Loi du 3 juillet 1978 relative aux contrats de travail, article 30 ter. 


Le congé d’accueil 

Le travailleur qui est désigné comme parent d’accueil a le droit de s’absenter du travail pour une durée qui ne peut dépasser six jours par an, pour accomplir des missions ou faire face à des situations liées au placement d’une personne dans sa famille.  

Référence légale    

Loi du 3 juillet 1978 relative aux contrats de travail, article 30 quater.


La grève et le lock-out 

La grève et le lock-out (fermeture d’entreprise par la direction pour faire pression sur le personnel en grève ou qui menace de faire grève) ont été reconnus par les cours et tribunaux comme étant une cause de suspension de l’exécution du contrat de travail.  


 

Le congé sans solde 

L’employeur et le travailleur peuvent toujours convenir d’une suspension temporaire du contrat de travail. Dans ce cas, les parties conviennent de toutes les modalités sur lesquelles elles peuvent se mettre d’accord. Pendant la période de congé sans solde, l’employeur n’a pas l’obligation de verser la rémunération et le travailleur ne bénéficie d’aucune protection en cas de licenciement. Ce système a des incidences sur les droits du travailleur en matière de sécurité sociale notamment en matière d’assurance maladie et  d’assurance chômage. 


 

Mandat politique  

Si le travailleur utilise son congé politique pour l’exercice de certains mandats politiques (comme par exemple pour siéger au conseil communal), l’exécution de son contrat de travail est suspendue. La durée maximale de ce congé politique et les formalités à accomplir sont précisées dans des dispositions légales et dépendent de l’exécution de la fonction ou du mandat.

Référence légale    

Loi du 3 juillet 1978 relative aux contrats de travail, article 28, 4°, c. 



Audience dans des cours et tribunaux du travail  

L’exécution du contrat de travail est suspendue pendant le temps nécessaire au travailleur pour siéger comme conseiller ou juge social aux cours et tribunaux du travail.

Ces absences ne donnent pas droit une rémunération à charge de l’employeur.
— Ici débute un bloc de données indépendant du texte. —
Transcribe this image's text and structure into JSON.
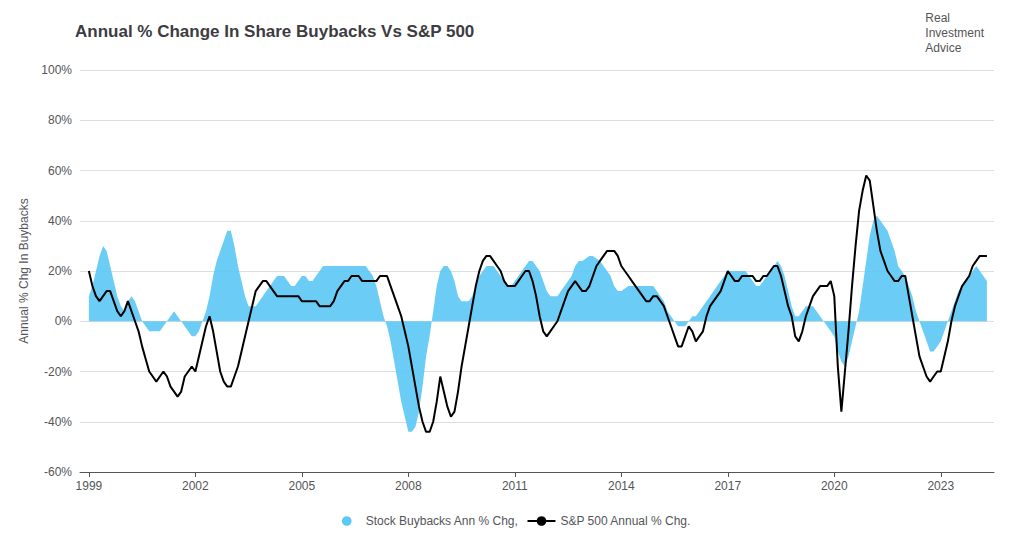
{
  "chart_data": {
    "type": "line",
    "title": "Annual % Change In Share Buybacks Vs S&P 500",
    "ylabel": "Annual % Chg In Buybacks",
    "annotations": [
      "Real\nInvestment\nAdvice"
    ],
    "xlim": [
      1998.75,
      2024.5
    ],
    "xticks": [
      1999,
      2002,
      2005,
      2008,
      2011,
      2014,
      2017,
      2020,
      2023
    ],
    "ylim": [
      -60,
      100
    ],
    "yticks": [
      {
        "value": -60,
        "label": "-60%"
      },
      {
        "value": -40,
        "label": "-40%"
      },
      {
        "value": -20,
        "label": "-20%"
      },
      {
        "value": 0,
        "label": "0%"
      },
      {
        "value": 20,
        "label": "20%"
      },
      {
        "value": 40,
        "label": "40%"
      },
      {
        "value": 60,
        "label": "60%"
      },
      {
        "value": 80,
        "label": "80%"
      },
      {
        "value": 100,
        "label": "100%"
      }
    ],
    "grid": true,
    "legend": "bottom",
    "x": [
      1999.0,
      1999.1,
      1999.2,
      1999.3,
      1999.4,
      1999.5,
      1999.6,
      1999.7,
      1999.8,
      1999.9,
      2000.0,
      2000.1,
      2000.2,
      2000.3,
      2000.4,
      2000.5,
      2000.6,
      2000.7,
      2000.8,
      2000.9,
      2001.0,
      2001.1,
      2001.2,
      2001.3,
      2001.4,
      2001.5,
      2001.6,
      2001.7,
      2001.8,
      2001.9,
      2002.0,
      2002.1,
      2002.2,
      2002.3,
      2002.4,
      2002.5,
      2002.6,
      2002.7,
      2002.8,
      2002.9,
      2003.0,
      2003.1,
      2003.2,
      2003.3,
      2003.4,
      2003.5,
      2003.6,
      2003.7,
      2003.8,
      2003.9,
      2004.0,
      2004.1,
      2004.2,
      2004.3,
      2004.4,
      2004.5,
      2004.6,
      2004.7,
      2004.8,
      2004.9,
      2005.0,
      2005.1,
      2005.2,
      2005.3,
      2005.4,
      2005.5,
      2005.6,
      2005.7,
      2005.8,
      2005.9,
      2006.0,
      2006.1,
      2006.2,
      2006.3,
      2006.4,
      2006.5,
      2006.6,
      2006.7,
      2006.8,
      2006.9,
      2007.0,
      2007.1,
      2007.2,
      2007.3,
      2007.4,
      2007.5,
      2007.6,
      2007.7,
      2007.8,
      2007.9,
      2008.0,
      2008.1,
      2008.2,
      2008.3,
      2008.4,
      2008.5,
      2008.6,
      2008.7,
      2008.8,
      2008.9,
      2009.0,
      2009.1,
      2009.2,
      2009.3,
      2009.4,
      2009.5,
      2009.6,
      2009.7,
      2009.8,
      2009.9,
      2010.0,
      2010.1,
      2010.2,
      2010.3,
      2010.4,
      2010.5,
      2010.6,
      2010.7,
      2010.8,
      2010.9,
      2011.0,
      2011.1,
      2011.2,
      2011.3,
      2011.4,
      2011.5,
      2011.6,
      2011.7,
      2011.8,
      2011.9,
      2012.0,
      2012.1,
      2012.2,
      2012.3,
      2012.4,
      2012.5,
      2012.6,
      2012.7,
      2012.8,
      2012.9,
      2013.0,
      2013.1,
      2013.2,
      2013.3,
      2013.4,
      2013.5,
      2013.6,
      2013.7,
      2013.8,
      2013.9,
      2014.0,
      2014.1,
      2014.2,
      2014.3,
      2014.4,
      2014.5,
      2014.6,
      2014.7,
      2014.8,
      2014.9,
      2015.0,
      2015.1,
      2015.2,
      2015.3,
      2015.4,
      2015.5,
      2015.6,
      2015.7,
      2015.8,
      2015.9,
      2016.0,
      2016.1,
      2016.2,
      2016.3,
      2016.4,
      2016.5,
      2016.6,
      2016.7,
      2016.8,
      2016.9,
      2017.0,
      2017.1,
      2017.2,
      2017.3,
      2017.4,
      2017.5,
      2017.6,
      2017.7,
      2017.8,
      2017.9,
      2018.0,
      2018.1,
      2018.2,
      2018.3,
      2018.4,
      2018.5,
      2018.6,
      2018.7,
      2018.8,
      2018.9,
      2019.0,
      2019.1,
      2019.2,
      2019.3,
      2019.4,
      2019.5,
      2019.6,
      2019.7,
      2019.8,
      2019.9,
      2020.0,
      2020.1,
      2020.2,
      2020.3,
      2020.4,
      2020.5,
      2020.6,
      2020.7,
      2020.8,
      2020.9,
      2021.0,
      2021.1,
      2021.2,
      2021.3,
      2021.4,
      2021.5,
      2021.6,
      2021.7,
      2021.8,
      2021.9,
      2022.0,
      2022.1,
      2022.2,
      2022.3,
      2022.4,
      2022.5,
      2022.6,
      2022.7,
      2022.8,
      2022.9,
      2023.0,
      2023.1,
      2023.2,
      2023.3,
      2023.4,
      2023.5,
      2023.6,
      2023.7,
      2023.8,
      2023.9,
      2024.0,
      2024.1,
      2024.2,
      2024.3
    ],
    "series": [
      {
        "name": "Stock Buybacks Ann % Chg,",
        "type": "area",
        "color": "#5bc8f5",
        "values": [
          10,
          14,
          20,
          26,
          30,
          28,
          22,
          16,
          10,
          6,
          4,
          8,
          10,
          8,
          4,
          0,
          -2,
          -4,
          -4,
          -4,
          -4,
          -2,
          0,
          2,
          4,
          2,
          0,
          -2,
          -4,
          -6,
          -6,
          -4,
          0,
          4,
          10,
          18,
          24,
          28,
          32,
          36,
          36,
          30,
          22,
          16,
          10,
          6,
          6,
          6,
          8,
          10,
          12,
          14,
          16,
          18,
          18,
          18,
          16,
          14,
          14,
          16,
          18,
          18,
          16,
          16,
          18,
          20,
          22,
          22,
          22,
          22,
          22,
          22,
          22,
          22,
          22,
          22,
          22,
          22,
          22,
          20,
          18,
          14,
          8,
          2,
          -2,
          -8,
          -16,
          -24,
          -32,
          -38,
          -44,
          -44,
          -42,
          -36,
          -26,
          -14,
          -6,
          4,
          14,
          20,
          22,
          22,
          20,
          16,
          10,
          8,
          8,
          8,
          10,
          14,
          18,
          20,
          22,
          22,
          22,
          20,
          18,
          16,
          14,
          14,
          16,
          18,
          20,
          22,
          24,
          24,
          22,
          20,
          16,
          12,
          10,
          10,
          10,
          12,
          14,
          16,
          18,
          22,
          24,
          24,
          25,
          26,
          26,
          25,
          24,
          22,
          20,
          18,
          14,
          12,
          12,
          13,
          14,
          14,
          14,
          14,
          14,
          14,
          14,
          14,
          12,
          10,
          8,
          4,
          2,
          0,
          -2,
          -2,
          -2,
          0,
          2,
          2,
          4,
          6,
          8,
          10,
          12,
          14,
          16,
          18,
          20,
          20,
          20,
          20,
          20,
          20,
          18,
          16,
          14,
          14,
          16,
          18,
          20,
          22,
          24,
          22,
          18,
          12,
          6,
          2,
          2,
          4,
          6,
          6,
          6,
          4,
          2,
          0,
          -2,
          -4,
          -6,
          -12,
          -16,
          -18,
          -14,
          -8,
          -2,
          4,
          14,
          24,
          34,
          40,
          42,
          40,
          38,
          36,
          32,
          28,
          22,
          20,
          18,
          14,
          10,
          4,
          0,
          -4,
          -8,
          -12,
          -12,
          -10,
          -8,
          -4,
          0,
          4,
          8,
          12,
          14,
          16,
          18,
          20,
          22,
          20,
          18,
          16
        ]
      },
      {
        "name": "S&P 500 Annual % Chg.",
        "type": "line",
        "color": "#000000",
        "values": [
          20,
          14,
          10,
          8,
          10,
          12,
          12,
          8,
          4,
          2,
          4,
          8,
          4,
          0,
          -4,
          -10,
          -15,
          -20,
          -22,
          -24,
          -22,
          -20,
          -22,
          -26,
          -28,
          -30,
          -28,
          -22,
          -20,
          -18,
          -20,
          -14,
          -8,
          -2,
          2,
          -4,
          -12,
          -20,
          -24,
          -26,
          -26,
          -22,
          -18,
          -12,
          -6,
          0,
          6,
          12,
          14,
          16,
          16,
          14,
          12,
          10,
          10,
          10,
          10,
          10,
          10,
          10,
          8,
          8,
          8,
          8,
          8,
          6,
          6,
          6,
          6,
          8,
          12,
          14,
          16,
          16,
          18,
          18,
          18,
          16,
          16,
          16,
          16,
          16,
          18,
          18,
          18,
          14,
          10,
          6,
          2,
          -4,
          -10,
          -18,
          -26,
          -34,
          -40,
          -44,
          -44,
          -40,
          -32,
          -22,
          -28,
          -34,
          -38,
          -36,
          -28,
          -18,
          -10,
          -2,
          6,
          14,
          20,
          24,
          26,
          26,
          24,
          22,
          20,
          16,
          14,
          14,
          14,
          16,
          18,
          20,
          20,
          16,
          10,
          2,
          -4,
          -6,
          -4,
          -2,
          0,
          4,
          8,
          12,
          14,
          16,
          14,
          12,
          12,
          14,
          18,
          22,
          24,
          26,
          28,
          28,
          28,
          26,
          22,
          20,
          18,
          16,
          14,
          12,
          10,
          8,
          8,
          10,
          10,
          8,
          6,
          2,
          -2,
          -6,
          -10,
          -10,
          -6,
          -2,
          -4,
          -8,
          -6,
          -4,
          2,
          6,
          8,
          10,
          12,
          16,
          20,
          18,
          16,
          16,
          18,
          18,
          18,
          18,
          16,
          16,
          18,
          18,
          20,
          22,
          22,
          18,
          12,
          6,
          2,
          -6,
          -8,
          -4,
          2,
          6,
          10,
          12,
          14,
          14,
          14,
          16,
          10,
          -18,
          -36,
          -20,
          -4,
          14,
          30,
          44,
          52,
          58,
          56,
          46,
          36,
          28,
          24,
          20,
          18,
          16,
          16,
          18,
          18,
          10,
          2,
          -6,
          -14,
          -18,
          -22,
          -24,
          -22,
          -20,
          -20,
          -14,
          -8,
          0,
          6,
          10,
          14,
          16,
          18,
          22,
          24,
          26,
          26,
          26
        ]
      }
    ]
  }
}
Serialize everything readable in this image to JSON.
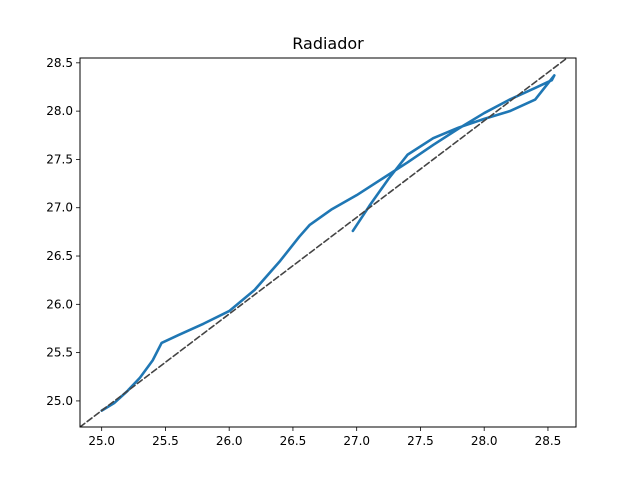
{
  "chart_data": {
    "type": "line",
    "title": "Radiador",
    "xlabel": "",
    "ylabel": "",
    "xlim": [
      24.83,
      28.72
    ],
    "ylim": [
      24.73,
      28.55
    ],
    "xticks": [
      25.0,
      25.5,
      26.0,
      26.5,
      27.0,
      27.5,
      28.0,
      28.5
    ],
    "yticks": [
      25.0,
      25.5,
      26.0,
      26.5,
      27.0,
      27.5,
      28.0,
      28.5
    ],
    "xtick_labels": [
      "25.0",
      "25.5",
      "26.0",
      "26.5",
      "27.0",
      "27.5",
      "28.0",
      "28.5"
    ],
    "ytick_labels": [
      "25.0",
      "25.5",
      "26.0",
      "26.5",
      "27.0",
      "27.5",
      "28.0",
      "28.5"
    ],
    "grid": false,
    "legend": "none",
    "series": [
      {
        "color": "#1f77b4",
        "style": "solid",
        "x": [
          25.0,
          25.1,
          25.2,
          25.3,
          25.4,
          25.47,
          25.6,
          25.8,
          26.0,
          26.2,
          26.4,
          26.55,
          26.63,
          26.8,
          27.0,
          27.2,
          27.4,
          27.6,
          27.8,
          28.0,
          28.2,
          28.4,
          28.53,
          28.55,
          28.52,
          28.4,
          28.2,
          28.0,
          27.8,
          27.6,
          27.4,
          27.25,
          27.1,
          26.97
        ],
        "y": [
          24.9,
          24.98,
          25.1,
          25.24,
          25.42,
          25.6,
          25.68,
          25.8,
          25.93,
          26.15,
          26.45,
          26.7,
          26.82,
          26.98,
          27.13,
          27.3,
          27.47,
          27.65,
          27.82,
          27.98,
          28.12,
          28.24,
          28.32,
          28.37,
          28.32,
          28.12,
          28.0,
          27.92,
          27.83,
          27.72,
          27.55,
          27.3,
          27.02,
          26.76
        ]
      },
      {
        "color": "#444444",
        "style": "dashed",
        "x": [
          24.83,
          28.72
        ],
        "y": [
          24.73,
          28.62
        ]
      }
    ]
  }
}
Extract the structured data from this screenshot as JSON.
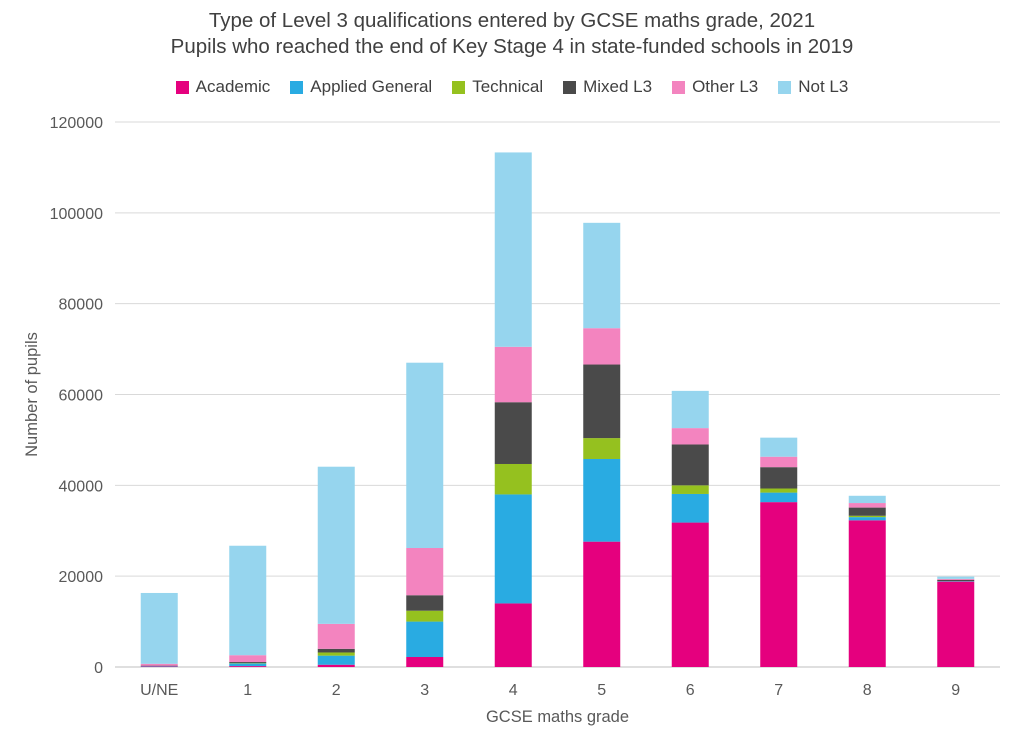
{
  "chart_data": {
    "type": "bar",
    "stacked": true,
    "title": "Type of Level 3 qualifications entered by GCSE maths grade, 2021",
    "subtitle": "Pupils who reached the end of Key Stage 4 in state-funded schools in 2019",
    "xlabel": "GCSE maths grade",
    "ylabel": "Number of pupils",
    "ylim": [
      0,
      120000
    ],
    "yticks": [
      "0",
      "20000",
      "40000",
      "60000",
      "80000",
      "100000",
      "120000"
    ],
    "grid": true,
    "legend_position": "top",
    "categories": [
      "U/NE",
      "1",
      "2",
      "3",
      "4",
      "5",
      "6",
      "7",
      "8",
      "9"
    ],
    "series": [
      {
        "name": "Academic",
        "color": "#e5007e",
        "values": [
          100,
          200,
          500,
          2200,
          14000,
          27600,
          31800,
          36300,
          32300,
          18800
        ]
      },
      {
        "name": "Applied General",
        "color": "#29abe2",
        "values": [
          100,
          600,
          2000,
          7800,
          24000,
          18200,
          6300,
          2100,
          700,
          100
        ]
      },
      {
        "name": "Technical",
        "color": "#95c11f",
        "values": [
          0,
          100,
          700,
          2400,
          6700,
          4600,
          1900,
          900,
          300,
          0
        ]
      },
      {
        "name": "Mixed L3",
        "color": "#4a4a4a",
        "values": [
          100,
          200,
          800,
          3400,
          13600,
          16200,
          9000,
          4700,
          1800,
          300
        ]
      },
      {
        "name": "Other L3",
        "color": "#f384bf",
        "values": [
          400,
          1500,
          5500,
          10400,
          12200,
          8000,
          3600,
          2300,
          1000,
          200
        ]
      },
      {
        "name": "Not L3",
        "color": "#96d5ee",
        "values": [
          15600,
          24100,
          34600,
          40800,
          42800,
          23200,
          8200,
          4200,
          1600,
          500
        ]
      }
    ]
  }
}
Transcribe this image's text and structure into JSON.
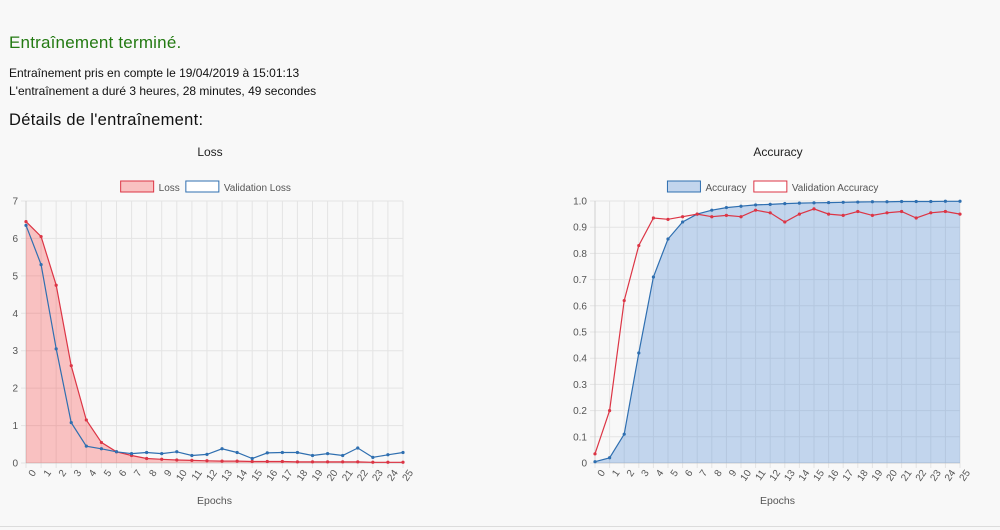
{
  "status": {
    "title": "Entraînement terminé."
  },
  "info": {
    "line1": "Entraînement pris en compte le 19/04/2019 à 15:01:13",
    "line2": "L'entraînement a duré 3 heures, 28 minutes, 49 secondes"
  },
  "section_title": "Détails de l'entraînement:",
  "colors": {
    "red": "#dc3545",
    "blue": "#2f6fb0",
    "red_fill": "rgba(255,0,0,0.22)",
    "blue_fill": "rgba(80,140,215,0.32)",
    "status_green": "#237a12"
  },
  "chart_data": [
    {
      "type": "line",
      "title": "Loss",
      "xlabel": "Epochs",
      "ylabel": "",
      "ylim": [
        0,
        7
      ],
      "yticks": [
        "0",
        "1",
        "2",
        "3",
        "4",
        "5",
        "6",
        "7"
      ],
      "x": [
        "0",
        "1",
        "2",
        "3",
        "4",
        "5",
        "6",
        "7",
        "8",
        "9",
        "10",
        "11",
        "12",
        "13",
        "14",
        "15",
        "16",
        "17",
        "18",
        "19",
        "20",
        "21",
        "22",
        "23",
        "24",
        "25"
      ],
      "legend_position": "top",
      "grid": true,
      "series": [
        {
          "name": "Loss",
          "color": "#dc3545",
          "filled": true,
          "values": [
            6.45,
            6.05,
            4.75,
            2.6,
            1.15,
            0.55,
            0.3,
            0.2,
            0.12,
            0.1,
            0.08,
            0.07,
            0.06,
            0.05,
            0.05,
            0.04,
            0.04,
            0.04,
            0.03,
            0.03,
            0.03,
            0.03,
            0.03,
            0.02,
            0.02,
            0.02
          ]
        },
        {
          "name": "Validation Loss",
          "color": "#2f6fb0",
          "filled": false,
          "values": [
            6.35,
            5.3,
            3.05,
            1.08,
            0.45,
            0.38,
            0.3,
            0.25,
            0.28,
            0.25,
            0.3,
            0.2,
            0.23,
            0.38,
            0.28,
            0.12,
            0.27,
            0.28,
            0.28,
            0.2,
            0.25,
            0.2,
            0.4,
            0.15,
            0.22,
            0.28
          ]
        }
      ]
    },
    {
      "type": "line",
      "title": "Accuracy",
      "xlabel": "Epochs",
      "ylabel": "",
      "ylim": [
        0,
        1
      ],
      "yticks": [
        "0",
        "0.1",
        "0.2",
        "0.3",
        "0.4",
        "0.5",
        "0.6",
        "0.7",
        "0.8",
        "0.9",
        "1.0"
      ],
      "x": [
        "0",
        "1",
        "2",
        "3",
        "4",
        "5",
        "6",
        "7",
        "8",
        "9",
        "10",
        "11",
        "12",
        "13",
        "14",
        "15",
        "16",
        "17",
        "18",
        "19",
        "20",
        "21",
        "22",
        "23",
        "24",
        "25"
      ],
      "legend_position": "top",
      "grid": true,
      "series": [
        {
          "name": "Accuracy",
          "color": "#2f6fb0",
          "filled": true,
          "values": [
            0.005,
            0.02,
            0.11,
            0.42,
            0.71,
            0.855,
            0.92,
            0.95,
            0.965,
            0.975,
            0.98,
            0.985,
            0.987,
            0.99,
            0.992,
            0.993,
            0.994,
            0.995,
            0.996,
            0.997,
            0.997,
            0.998,
            0.998,
            0.998,
            0.999,
            0.999
          ]
        },
        {
          "name": "Validation Accuracy",
          "color": "#dc3545",
          "filled": false,
          "values": [
            0.035,
            0.2,
            0.62,
            0.83,
            0.935,
            0.93,
            0.94,
            0.95,
            0.94,
            0.945,
            0.94,
            0.965,
            0.955,
            0.92,
            0.95,
            0.97,
            0.95,
            0.945,
            0.96,
            0.945,
            0.955,
            0.96,
            0.935,
            0.955,
            0.96,
            0.95
          ]
        }
      ]
    }
  ]
}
Les conseillers et juges sociaux bénéficient de jetons de présence à charge de l’Etat belge.

Référence légale   

Loi du 3 juillet 1978 relative aux contrats de travail, article 28, 3°. 

 

Promotion sociale et congé-éducation payé  

L’exécution du contrat de travail est suspendue pendant la période durant laquelle le travailleur est absent pour suivre les cours dans la cadre de la promotion sociale ou du congé-éducation payé.
Le travailleur a droit à une indemnité de promotion sociale et à sa rémunération normale pour le congé-éducation payé, rémunération dont le montant sera ultérieurement remboursé à l’employeur. 

Référence légale   

Loi du 3 juillet 1978 relative aux contrats de travail, article 28, 4° a) et b). 


Information complémentaire    

Suite à la sixième réforme de l’Etat, la compétence de cette matière a été scindée. Les règles relatives au droit individuel du travail (par ex. le droit de s’absenter du travail, la protection contre le licenciement...) restent fédérales. Vous pourrez trouver des éclaircissements sur ce point lien interne vers la page de la direction générale compétente au sein de notre S.P.F. Le système du congé-éducation payé lui-même (types de formation, nombre d’heures par type de formation, montant remboursé...) a été régionalisé. 


 

Détention préventive  

L’exécution du contrat de travail est suspendue de plein droit pendant la période durant laquelle le travailleur fait l’objet d’une mesure de détention préventive, c'est à dire l'emprisonnement d'un suspect avant une condamnation définitive. Durant cette absence, l’employeur ne paie pas de rémunération.

Remarque : si la privation de liberté de l'employé n'est pas (plus) provisoire, par exemple dans le cas de peine d’emprisonnement effective après condamnation définitive, il n'est plus question de suspension du contrat de travail.  

Référence légale    

Loi du 3 juillet 1978 relative aux contrats de travail, article 28, 5°.